Há sentimentos que são naturais, automáticos do ser humano, como a ligação de afeto que uma mãe tem com seu filho para protegê-lo e, assim, garantir a sobrevivência da espécie. Será que se pode dizer que a timidez é um deles? De acordo com algumas linhas de pensamento, sim, a timidez é um traço de personalidade tão natural quanto outros, mas há quem discorde e prefira avaliar a timidez como um distúrbio emocional. Nesse caso, ela seria decorrente de problemas de sociabilidade acumulados e que levam ao medo excessivo de exposição e à dificuldade de estabelecer relações interpessoais eficientes.

Psicólogo avalia a timidez como um processo psicológico construído socialmente ou, até mesmo, como traço natural.

O psicólogo Getúlio Coelho de Medeiros, que trabalha na área há onze anos e atende há três na Pró-reitoria de Assistência Estudantil (PROAE), da UFJF, percebe o tema como um processo psicológico oriundo de uma construção social, ou uma característica natural. Ou, ainda, uma junção de ambas.

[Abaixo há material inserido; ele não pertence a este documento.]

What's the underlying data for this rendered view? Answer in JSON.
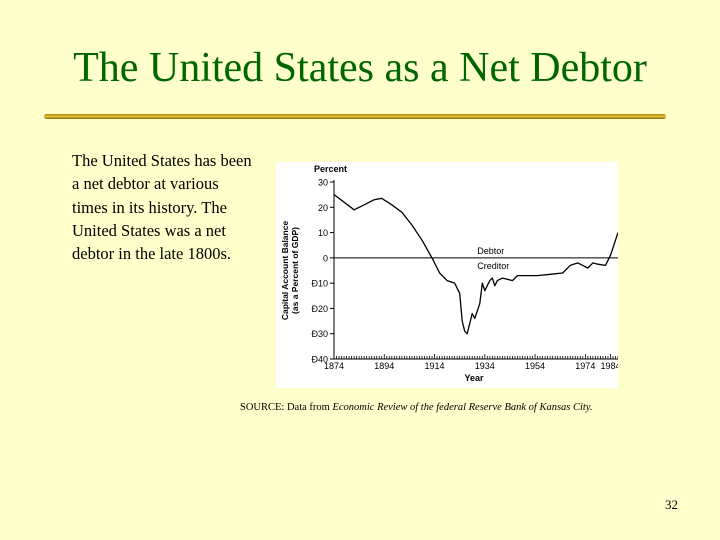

Muitas pessoas apresentam traços de timidez apenas em alguns momentos. Há quem seja tímido apenas com a família, ou com estranhos, ou em sala de aula na hora de apresentar trabalhos, conversar com professores e tirar dúvidas. Isso depende, segundo Getúlio, de como cada pessoa interpretará os estímulos que vêm de cada ambiente.

Para o psicólogo, “a personalidade se forma numa construção, é um processo, não é algo que se dá de uma forma ou de outra”. Quando questionado sobre a afirmação de que um jovem adulto tímido foi, necessariamente, uma criança tímida, ele diz ser possível perceber esse traço no desenvolvimento da criança para a idade adulta. Contudo, depende, também, das situações que esse adulto vivencia, pois o indivíduo está sempre em processo formação.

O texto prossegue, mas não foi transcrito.